Wenn sich in einer Studie nach einer medizinischen Maßnahme Verbesserungen für die Testpersonen ergeben, spricht das nicht automatisch für diese Maßnahme. Ich muss diese Verbesserungen erst mit dem Ergebnis von Punkt 1, der Klärung des natürlichen Verlaufs, vergleichen. Vielleicht entpuppt sich ein Vorteil dann sogar als Nachteil. Ein berühmtes Beispiel dafür ist die Nordkarelien-Studie.

Nur die halbe Wahrheit

Die Nordkarelien-Studie aus den 1970er Jahren nimmt für sich in Anspruch, wissenschaftlich belegt zu haben, dass ein gesunder Lebensstil auch tatsächlich zu einem längeren Leben führt. In dieser Studie wurden die Einwohner der finnischen Region Nordkarelien im Rahmen einer großen Gesundheitsaktion dazu angehalten, weniger Fett, weniger Fleisch und vor allem Magarine statt Butter zu essen. Die Studie lief 20Jahre, und in dieser Zeit beobachtete man in Nordkarelien eine Erhöhung der Lebenserwartung und nahm dies als Beleg für die Wirksamkeit der ausgesprochenen Empfehlungen. Die Nordkarelien-Studie wird auch heute noch gern von Krankenkassen zitiert, um ihre Gesundheitsaktionen wissenschaftlich zu untermauern.

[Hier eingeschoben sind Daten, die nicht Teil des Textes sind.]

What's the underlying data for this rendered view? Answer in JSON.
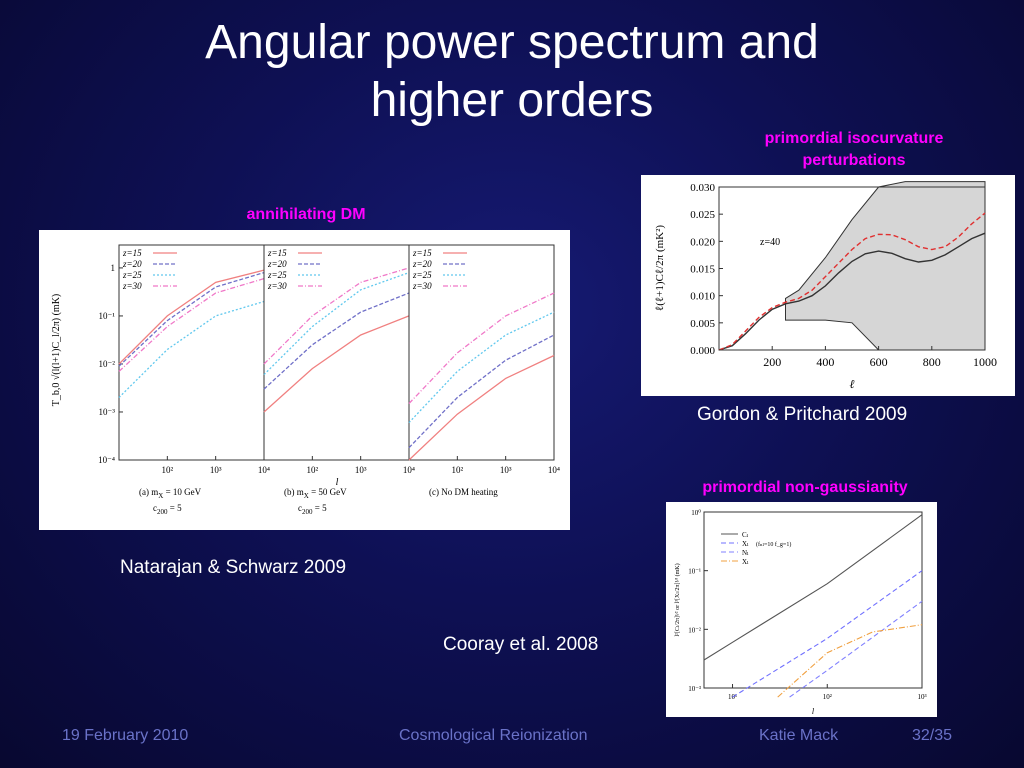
{
  "slide": {
    "title": "Angular power spectrum and\nhigher orders",
    "labels": {
      "isocurvature": "primordial isocurvature\nperturbations",
      "annihilating": "annihilating DM",
      "nongaussianity": "primordial non-gaussianity"
    },
    "citations": {
      "gordon": "Gordon & Pritchard 2009",
      "natarajan": "Natarajan & Schwarz 2009",
      "cooray": "Cooray et al. 2008"
    }
  },
  "footer": {
    "date": "19 February 2010",
    "event": "Cosmological Reionization",
    "author": "Katie Mack",
    "page": "32/35"
  },
  "chart_data": [
    {
      "type": "line",
      "panels": [
        {
          "caption": "(a)  m",
          "caption_sub": "X",
          "caption_rest": " = 10 GeV",
          "caption2": "c",
          "caption2_sub": "200",
          "caption2_rest": " = 5"
        },
        {
          "caption": "(b)  m",
          "caption_sub": "X",
          "caption_rest": " = 50 GeV",
          "caption2": "c",
          "caption2_sub": "200",
          "caption2_rest": " = 5"
        },
        {
          "caption": "(c)  No DM heating"
        }
      ],
      "legend": [
        "z=15",
        "z=20",
        "z=25",
        "z=30"
      ],
      "series_colors": [
        "#f08080",
        "#7070c8",
        "#60c8ee",
        "#f078c8"
      ],
      "yticks": [
        "1",
        "10⁻¹",
        "10⁻²",
        "10⁻³",
        "10⁻⁴"
      ],
      "xticks": [
        "10²",
        "10³",
        "10⁴"
      ],
      "ylabel": "T_b,0 √(l(l+1)C_l/2π)  (mK)",
      "xlabel": "l",
      "xlog": true,
      "ylog": true,
      "xlim": [
        10,
        10000
      ],
      "ylim": [
        0.0001,
        3
      ],
      "series": [
        [
          {
            "name": "z=15",
            "x": [
              10,
              100,
              1000,
              10000
            ],
            "y": [
              0.01,
              0.1,
              0.5,
              0.9
            ]
          },
          {
            "name": "z=20",
            "x": [
              10,
              100,
              1000,
              10000
            ],
            "y": [
              0.009,
              0.08,
              0.4,
              0.8
            ]
          },
          {
            "name": "z=25",
            "x": [
              10,
              100,
              1000,
              10000
            ],
            "y": [
              0.002,
              0.02,
              0.1,
              0.2
            ]
          },
          {
            "name": "z=30",
            "x": [
              10,
              100,
              1000,
              10000
            ],
            "y": [
              0.007,
              0.06,
              0.3,
              0.6
            ]
          }
        ],
        [
          {
            "name": "z=15",
            "x": [
              10,
              100,
              1000,
              10000
            ],
            "y": [
              0.001,
              0.008,
              0.04,
              0.1
            ]
          },
          {
            "name": "z=20",
            "x": [
              10,
              100,
              1000,
              10000
            ],
            "y": [
              0.003,
              0.025,
              0.12,
              0.3
            ]
          },
          {
            "name": "z=25",
            "x": [
              10,
              100,
              1000,
              10000
            ],
            "y": [
              0.006,
              0.06,
              0.35,
              0.8
            ]
          },
          {
            "name": "z=30",
            "x": [
              10,
              100,
              1000,
              10000
            ],
            "y": [
              0.01,
              0.1,
              0.5,
              1.0
            ]
          }
        ],
        [
          {
            "name": "z=15",
            "x": [
              10,
              100,
              1000,
              10000
            ],
            "y": [
              0.0001,
              0.0009,
              0.005,
              0.015
            ]
          },
          {
            "name": "z=20",
            "x": [
              10,
              100,
              1000,
              10000
            ],
            "y": [
              0.00018,
              0.002,
              0.012,
              0.04
            ]
          },
          {
            "name": "z=25",
            "x": [
              10,
              100,
              1000,
              10000
            ],
            "y": [
              0.0006,
              0.007,
              0.04,
              0.12
            ]
          },
          {
            "name": "z=30",
            "x": [
              10,
              100,
              1000,
              10000
            ],
            "y": [
              0.0015,
              0.017,
              0.1,
              0.3
            ]
          }
        ]
      ]
    },
    {
      "type": "area",
      "xlim": [
        0,
        1000
      ],
      "ylim": [
        0,
        0.03
      ],
      "xticks": [
        200,
        400,
        600,
        800,
        1000
      ],
      "yticks": [
        "0.000",
        "0.005",
        "0.010",
        "0.015",
        "0.020",
        "0.025",
        "0.030"
      ],
      "xlabel": "ℓ",
      "ylabel": "ℓ(ℓ+1)Cℓ/2π (mK²)",
      "annotation": "z=40",
      "band": {
        "x": [
          250,
          300,
          400,
          500,
          600,
          700,
          800,
          900,
          1000
        ],
        "upper": [
          0.0095,
          0.011,
          0.017,
          0.024,
          0.03,
          0.031,
          0.031,
          0.031,
          0.031
        ],
        "lower": [
          0.0055,
          0.0055,
          0.0055,
          0.005,
          0.0,
          0.0,
          0.0,
          0.0,
          0.0
        ]
      },
      "series": [
        {
          "name": "",
          "style": "solid",
          "color": "#333333",
          "x": [
            0,
            50,
            100,
            150,
            200,
            250,
            300,
            350,
            400,
            450,
            500,
            550,
            600,
            650,
            700,
            750,
            800,
            850,
            900,
            950,
            1000
          ],
          "y": [
            0.0,
            0.0008,
            0.003,
            0.0055,
            0.0075,
            0.0085,
            0.009,
            0.01,
            0.0118,
            0.0142,
            0.0163,
            0.0177,
            0.0182,
            0.0178,
            0.0168,
            0.0162,
            0.0165,
            0.0175,
            0.019,
            0.0205,
            0.0215
          ]
        },
        {
          "name": "",
          "style": "dashed",
          "color": "#e03030",
          "x": [
            0,
            50,
            100,
            150,
            200,
            250,
            300,
            350,
            400,
            450,
            500,
            550,
            600,
            650,
            700,
            750,
            800,
            850,
            900,
            950,
            1000
          ],
          "y": [
            0.0,
            0.001,
            0.0035,
            0.006,
            0.0078,
            0.0088,
            0.0095,
            0.011,
            0.0135,
            0.016,
            0.0185,
            0.0205,
            0.0213,
            0.0212,
            0.0203,
            0.019,
            0.0185,
            0.019,
            0.0208,
            0.0232,
            0.0252
          ]
        }
      ]
    },
    {
      "type": "line",
      "xlog": true,
      "ylog": true,
      "xlim": [
        5,
        1000
      ],
      "ylim": [
        0.001,
        1
      ],
      "xticks": [
        "10¹",
        "10²",
        "10³"
      ],
      "yticks": [
        "10⁰",
        "10⁻¹",
        "10⁻²",
        "10⁻³"
      ],
      "xlabel": "l",
      "ylabel": "l²[Cₗ/2π]¹⁄² or l³[Xₗ/2π]¹⁄³ (mK)",
      "legend": [
        "Cₗ",
        "Xₗ",
        "Nₗ",
        "Xₗ"
      ],
      "legend_note": "(fₙₗ=10 f_g=1)",
      "series": [
        {
          "name": "Cₗ",
          "style": "solid",
          "color": "#555555",
          "x": [
            5,
            10,
            100,
            1000
          ],
          "y": [
            0.003,
            0.006,
            0.06,
            0.9
          ]
        },
        {
          "name": "Xₗ",
          "style": "dashed",
          "color": "#7070ff",
          "x": [
            10,
            100,
            1000
          ],
          "y": [
            0.0007,
            0.007,
            0.1
          ]
        },
        {
          "name": "Nₗ",
          "style": "dashed",
          "color": "#8080ff",
          "x": [
            40,
            100,
            1000
          ],
          "y": [
            0.0007,
            0.002,
            0.03
          ]
        },
        {
          "name": "Xₗ",
          "style": "dashdot",
          "color": "#f0a040",
          "x": [
            30,
            100,
            300,
            1000
          ],
          "y": [
            0.0007,
            0.004,
            0.009,
            0.012
          ]
        }
      ]
    }
  ]
}
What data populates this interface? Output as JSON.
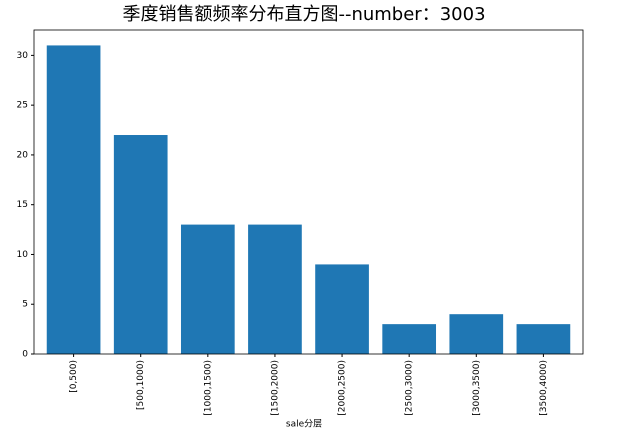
{
  "chart_data": {
    "type": "bar",
    "title": "季度销售额频率分布直方图--number：3003",
    "x_label": "sale分层",
    "categories": [
      "[0,500)",
      "[500,1000)",
      "[1000,1500)",
      "[1500,2000)",
      "[2000,2500)",
      "[2500,3000)",
      "[3000,3500)",
      "[3500,4000)"
    ],
    "values": [
      31,
      22,
      13,
      13,
      9,
      3,
      4,
      3
    ],
    "color": "#1f77b4",
    "ylim": [
      0,
      32.55
    ],
    "yticks": [
      0,
      5,
      10,
      15,
      20,
      25,
      30
    ],
    "grid": false
  }
}
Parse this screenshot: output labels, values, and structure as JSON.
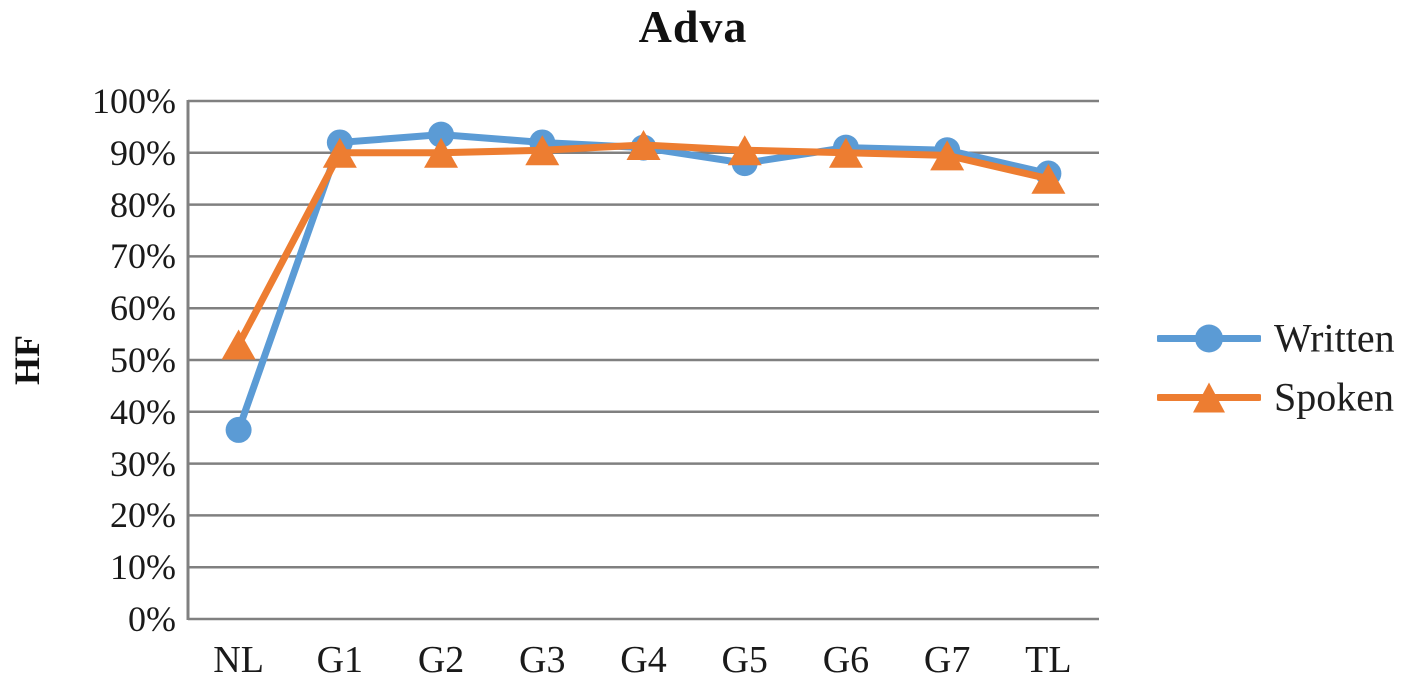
{
  "chart_data": {
    "type": "line",
    "title": "Adva",
    "xlabel": "",
    "ylabel": "HF",
    "categories": [
      "NL",
      "G1",
      "G2",
      "G3",
      "G4",
      "G5",
      "G6",
      "G7",
      "TL"
    ],
    "series": [
      {
        "name": "Written",
        "marker": "circle",
        "color": "#5B9BD5",
        "values": [
          36.5,
          92,
          93.5,
          92,
          91,
          88,
          91,
          90.5,
          86
        ]
      },
      {
        "name": "Spoken",
        "marker": "triangle",
        "color": "#ED7D31",
        "values": [
          53,
          90,
          90,
          90.5,
          91.5,
          90.5,
          90,
          89.5,
          85
        ]
      }
    ],
    "ylim": [
      0,
      100
    ],
    "ytick_step": 10,
    "ytick_labels": [
      "0%",
      "10%",
      "20%",
      "30%",
      "40%",
      "50%",
      "60%",
      "70%",
      "80%",
      "90%",
      "100%"
    ],
    "grid": "horizontal",
    "grid_color": "#808080",
    "axis_color": "#808080",
    "text_color": "#1a1a1a",
    "legend_position": "right"
  }
}
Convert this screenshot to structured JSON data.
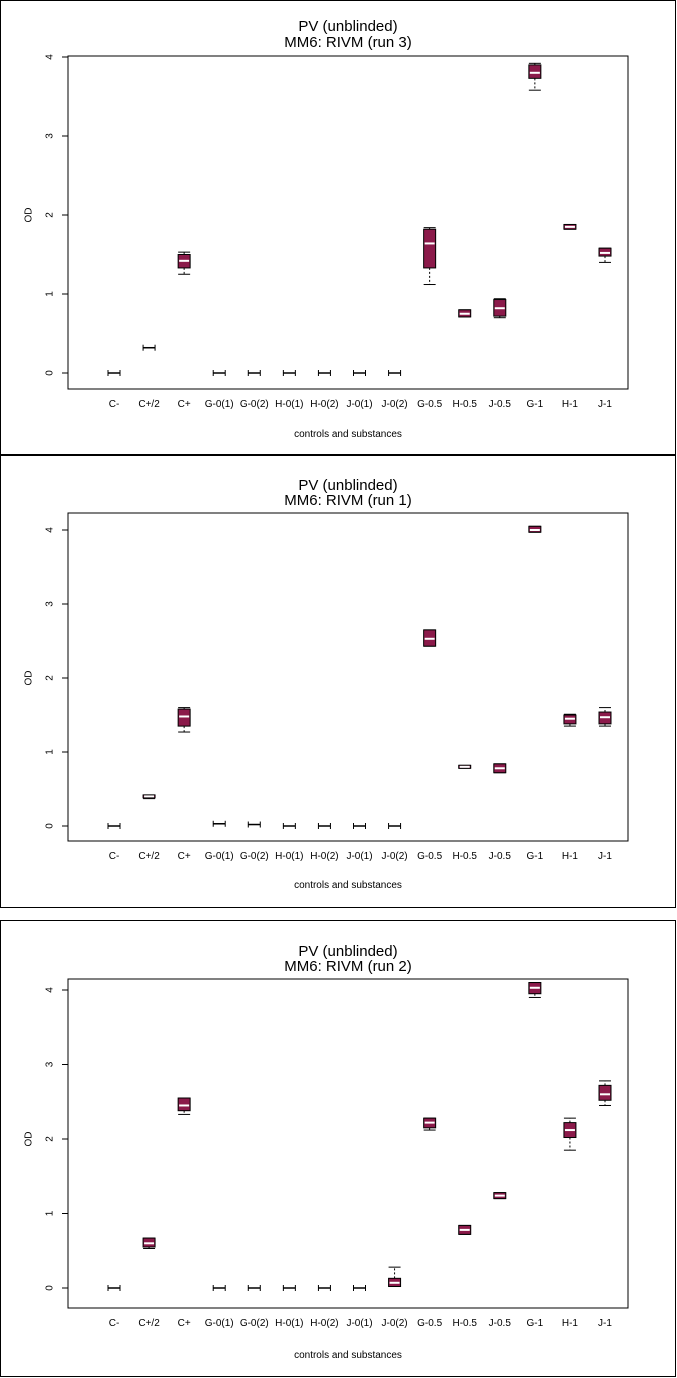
{
  "colors": {
    "box_fill": "#8b1a4a",
    "median": "#ffffff",
    "axis": "#000000"
  },
  "chart_data": [
    {
      "type": "boxplot",
      "title": "PV (unblinded)",
      "subtitle": "MM6: RIVM (run 3)",
      "xlabel": "controls and substances",
      "ylabel": "OD",
      "ylim": [
        0,
        4
      ],
      "yticks": [
        "0",
        "1",
        "2",
        "3",
        "4"
      ],
      "categories": [
        "C-",
        "C+/2",
        "C+",
        "G-0(1)",
        "G-0(2)",
        "H-0(1)",
        "H-0(2)",
        "J-0(1)",
        "J-0(2)",
        "G-0.5",
        "H-0.5",
        "J-0.5",
        "G-1",
        "H-1",
        "J-1"
      ],
      "boxes": [
        {
          "min": 0.0,
          "q1": 0.0,
          "median": 0.0,
          "q3": 0.0,
          "max": 0.0
        },
        {
          "min": 0.32,
          "q1": 0.32,
          "median": 0.32,
          "q3": 0.32,
          "max": 0.32
        },
        {
          "min": 1.25,
          "q1": 1.33,
          "median": 1.42,
          "q3": 1.5,
          "max": 1.53
        },
        {
          "min": 0.0,
          "q1": 0.0,
          "median": 0.0,
          "q3": 0.0,
          "max": 0.0
        },
        {
          "min": 0.0,
          "q1": 0.0,
          "median": 0.0,
          "q3": 0.0,
          "max": 0.0
        },
        {
          "min": 0.0,
          "q1": 0.0,
          "median": 0.0,
          "q3": 0.0,
          "max": 0.0
        },
        {
          "min": 0.0,
          "q1": 0.0,
          "median": 0.0,
          "q3": 0.0,
          "max": 0.0
        },
        {
          "min": 0.0,
          "q1": 0.0,
          "median": 0.0,
          "q3": 0.0,
          "max": 0.0
        },
        {
          "min": 0.0,
          "q1": 0.0,
          "median": 0.0,
          "q3": 0.0,
          "max": 0.0
        },
        {
          "min": 1.12,
          "q1": 1.33,
          "median": 1.64,
          "q3": 1.82,
          "max": 1.84
        },
        {
          "min": 0.71,
          "q1": 0.71,
          "median": 0.75,
          "q3": 0.8,
          "max": 0.8
        },
        {
          "min": 0.7,
          "q1": 0.72,
          "median": 0.82,
          "q3": 0.93,
          "max": 0.94
        },
        {
          "min": 3.58,
          "q1": 3.73,
          "median": 3.8,
          "q3": 3.9,
          "max": 3.92
        },
        {
          "min": 1.82,
          "q1": 1.82,
          "median": 1.85,
          "q3": 1.88,
          "max": 1.88
        },
        {
          "min": 1.4,
          "q1": 1.48,
          "median": 1.52,
          "q3": 1.58,
          "max": 1.58
        }
      ]
    },
    {
      "type": "boxplot",
      "title": "PV (unblinded)",
      "subtitle": "MM6: RIVM (run 1)",
      "xlabel": "controls and substances",
      "ylabel": "OD",
      "ylim": [
        0,
        4
      ],
      "yticks": [
        "0",
        "1",
        "2",
        "3",
        "4"
      ],
      "categories": [
        "C-",
        "C+/2",
        "C+",
        "G-0(1)",
        "G-0(2)",
        "H-0(1)",
        "H-0(2)",
        "J-0(1)",
        "J-0(2)",
        "G-0.5",
        "H-0.5",
        "J-0.5",
        "G-1",
        "H-1",
        "J-1"
      ],
      "boxes": [
        {
          "min": 0.0,
          "q1": 0.0,
          "median": 0.0,
          "q3": 0.0,
          "max": 0.0
        },
        {
          "min": 0.37,
          "q1": 0.38,
          "median": 0.4,
          "q3": 0.42,
          "max": 0.42
        },
        {
          "min": 1.27,
          "q1": 1.35,
          "median": 1.48,
          "q3": 1.58,
          "max": 1.6
        },
        {
          "min": 0.03,
          "q1": 0.03,
          "median": 0.03,
          "q3": 0.03,
          "max": 0.03
        },
        {
          "min": 0.02,
          "q1": 0.02,
          "median": 0.02,
          "q3": 0.02,
          "max": 0.02
        },
        {
          "min": 0.0,
          "q1": 0.0,
          "median": 0.0,
          "q3": 0.0,
          "max": 0.0
        },
        {
          "min": 0.0,
          "q1": 0.0,
          "median": 0.0,
          "q3": 0.0,
          "max": 0.0
        },
        {
          "min": 0.0,
          "q1": 0.0,
          "median": 0.0,
          "q3": 0.0,
          "max": 0.0
        },
        {
          "min": 0.0,
          "q1": 0.0,
          "median": 0.0,
          "q3": 0.0,
          "max": 0.0
        },
        {
          "min": 2.43,
          "q1": 2.43,
          "median": 2.53,
          "q3": 2.65,
          "max": 2.65
        },
        {
          "min": 0.78,
          "q1": 0.78,
          "median": 0.8,
          "q3": 0.82,
          "max": 0.82
        },
        {
          "min": 0.72,
          "q1": 0.72,
          "median": 0.78,
          "q3": 0.84,
          "max": 0.84
        },
        {
          "min": 3.97,
          "q1": 3.97,
          "median": 4.0,
          "q3": 4.05,
          "max": 4.05
        },
        {
          "min": 1.35,
          "q1": 1.38,
          "median": 1.45,
          "q3": 1.5,
          "max": 1.51
        },
        {
          "min": 1.35,
          "q1": 1.38,
          "median": 1.47,
          "q3": 1.54,
          "max": 1.6
        }
      ]
    },
    {
      "type": "boxplot",
      "title": "PV (unblinded)",
      "subtitle": "MM6: RIVM (run 2)",
      "xlabel": "controls and substances",
      "ylabel": "OD",
      "ylim": [
        0,
        4
      ],
      "yticks": [
        "0",
        "1",
        "2",
        "3",
        "4"
      ],
      "categories": [
        "C-",
        "C+/2",
        "C+",
        "G-0(1)",
        "G-0(2)",
        "H-0(1)",
        "H-0(2)",
        "J-0(1)",
        "J-0(2)",
        "G-0.5",
        "H-0.5",
        "J-0.5",
        "G-1",
        "H-1",
        "J-1"
      ],
      "boxes": [
        {
          "min": 0.0,
          "q1": 0.0,
          "median": 0.0,
          "q3": 0.0,
          "max": 0.0
        },
        {
          "min": 0.53,
          "q1": 0.55,
          "median": 0.6,
          "q3": 0.67,
          "max": 0.67
        },
        {
          "min": 2.33,
          "q1": 2.38,
          "median": 2.45,
          "q3": 2.55,
          "max": 2.55
        },
        {
          "min": 0.0,
          "q1": 0.0,
          "median": 0.0,
          "q3": 0.0,
          "max": 0.0
        },
        {
          "min": 0.0,
          "q1": 0.0,
          "median": 0.0,
          "q3": 0.0,
          "max": 0.0
        },
        {
          "min": 0.0,
          "q1": 0.0,
          "median": 0.0,
          "q3": 0.0,
          "max": 0.0
        },
        {
          "min": 0.0,
          "q1": 0.0,
          "median": 0.0,
          "q3": 0.0,
          "max": 0.0
        },
        {
          "min": 0.0,
          "q1": 0.0,
          "median": 0.0,
          "q3": 0.0,
          "max": 0.0
        },
        {
          "min": 0.02,
          "q1": 0.02,
          "median": 0.07,
          "q3": 0.13,
          "max": 0.28
        },
        {
          "min": 2.12,
          "q1": 2.15,
          "median": 2.22,
          "q3": 2.28,
          "max": 2.28
        },
        {
          "min": 0.72,
          "q1": 0.72,
          "median": 0.78,
          "q3": 0.84,
          "max": 0.84
        },
        {
          "min": 1.2,
          "q1": 1.2,
          "median": 1.24,
          "q3": 1.28,
          "max": 1.28
        },
        {
          "min": 3.9,
          "q1": 3.95,
          "median": 4.03,
          "q3": 4.1,
          "max": 4.1
        },
        {
          "min": 1.85,
          "q1": 2.02,
          "median": 2.12,
          "q3": 2.22,
          "max": 2.28
        },
        {
          "min": 2.45,
          "q1": 2.52,
          "median": 2.6,
          "q3": 2.72,
          "max": 2.78
        }
      ]
    }
  ]
}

Was man jedoch bis heute offiziell verschweigt, ist, dass in der Nachbarregion Kuopio im gleichen Zeitraum ein noch stärkerer Anstieg der Lebenserwartung festgestellt wurde. Die Einwohner der Region Kuopio hatten nicht an diesem Gesundheitsprogramm teilgenommen und sich ihre Butter nicht vom Brot nehmen lassen– und sie lebten länger als die gesundheitsbewussten Nordkarelier. Dazu muss man wissen, dass in den letzten hundert Jahren die allgemeine Lebenserwartung überall in Europa stetig angestiegen ist. Hygienischere Nahrungsmittelherstellung, bessere Notfallversorgung und viele andere Gründe sind dafür ausschlaggebend. Nimmt man nun die allgemeine Erhöhung der Lebenserwartung zum Maßstab, dann haben die Gesundheitsmaßnahmen in Nordkarelien diese positive Entwicklung offenbar eher gebremst, obwohl sie für sich allein genommen zunächst vorteilhaft aussahen.

Welchen Schluss ziehen wir daraus? Ohne zu wissen, was ein Nichtstun (hier also unverändertes Verhalten) bewirkt, wird das Ergebnis der Nordkarelien-Studie falsch gedeutet. Erst im Vergleich zeigt sich die ganze Wahrheit.